Lawmakers enhance Nevada’s corporation and LLC laws

Albert Kovacs, Brownstein Hyatt Farber Schreck

Amid the painstaking task of balancing the state’s budget and revamping Nevada’s school funding formula, lawmakers passed Assembly Bill No. 207 (AB 207), a bill geared to enhance predictability in Title 7 of the Nevada Revised Statutes (NRS) and reinforce Nevada’s position as a national leader in business legislation among the likes of Delaware. AB 207, sponsored by Assembly Speaker Jason Frierson, garnered an array of support from the business community and the changes are effective as of Oct. 1.

FIDUCIARY DUTIES IN LIMITED LIABILITY COMPANIES

Supporters applauded AB 207 as much-needed clarification addressing a critical governance issue: NRS Chapter 86, which governs limited liability corporations (LLCs), does not directly specify the fiduciary duties of LLC members and managers, as NRS Chapter 78 does for directors and officers of corporations. Without a definitive statute to guide them, courts are left relatively unaided to decipher fiduciary duties principles and this mixed bag of interpretation cuts against contractual freedom principles and tenets of predictability that the Nevada business community has come to expect.

AB 207 adds new provisions to NRS Chapter 86 to confirm that the duties of a manager or managing member of an LLC are only the contractual duty of good faith and fair dealing and any other duties expressly prescribed by the company’s articles of organization or operating agreement. NRS 86.286 will still allow an LLC to expand, restrict or eliminate any and all other duties of managers and members in the way that best suits the company’s business and management structure.
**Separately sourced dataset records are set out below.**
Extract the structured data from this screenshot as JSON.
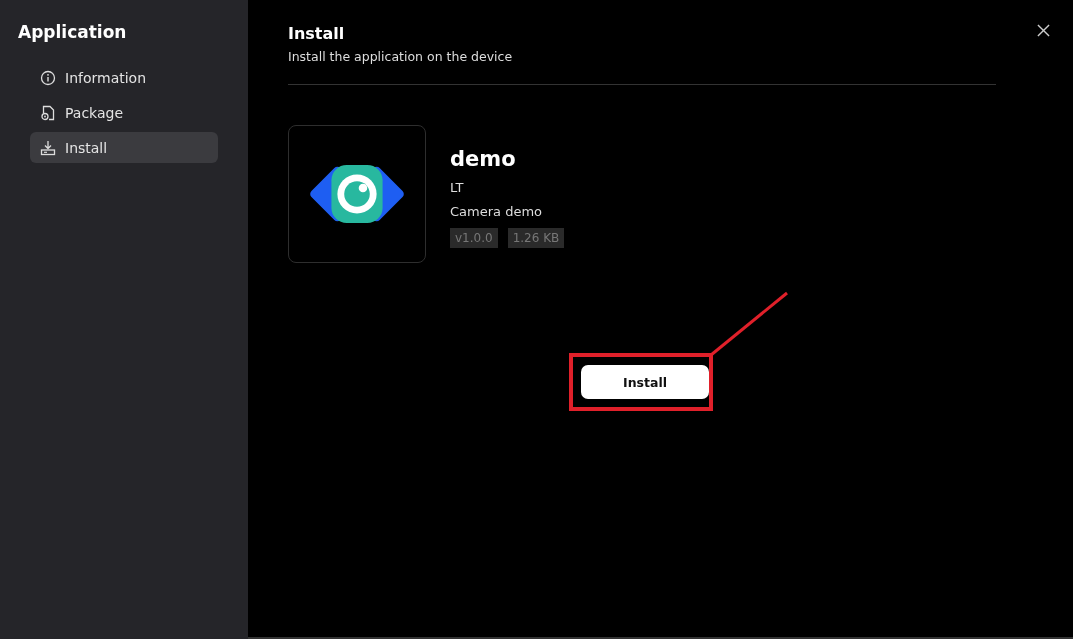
{
  "sidebar": {
    "title": "Application",
    "items": [
      {
        "label": "Information",
        "kind": "info",
        "selected": false
      },
      {
        "label": "Package",
        "kind": "package",
        "selected": false
      },
      {
        "label": "Install",
        "kind": "install",
        "selected": true
      }
    ]
  },
  "header": {
    "title": "Install",
    "subtitle": "Install the application on the device"
  },
  "app": {
    "name": "demo",
    "author": "LT",
    "description": "Camera demo",
    "tags": [
      "v1.0.0",
      "1.26 KB"
    ]
  },
  "install_button": {
    "label": "Install",
    "highlighted": true
  }
}
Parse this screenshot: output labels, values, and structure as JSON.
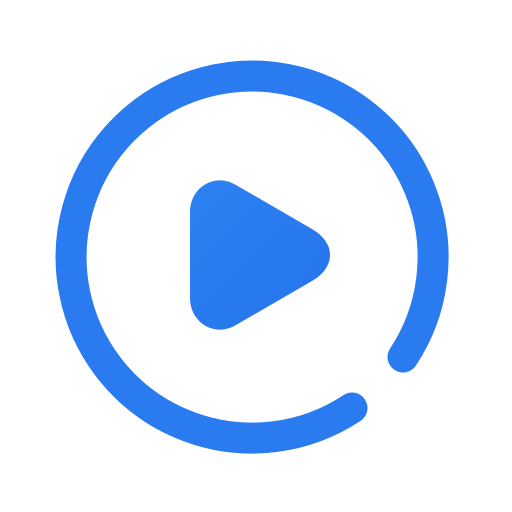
{
  "icon": {
    "name": "play-circle-icon",
    "colors": {
      "ring": "#2a7af0",
      "play_light": "#2d82f2",
      "play_dark": "#2573ec",
      "background": "#ffffff"
    }
  }
}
Notably, AB 207 applies prospectively to avoid any disruption to existing business structures, but empowers future LLC participants to tailor their governing documents to precisely fit their needs.

INCLUSION OF FORUM SELECTION CLAUSES

With the passage of AB 207, Nevada corporate law will expressly permit a corporation to include a forum selection clause in its articles of incorporation or bylaws mandating that certain claims regarding the internal affairs of the corporation be brought in specified courts, which must include Nevada state district court. AB 207 simply codifies this already commonplace practice.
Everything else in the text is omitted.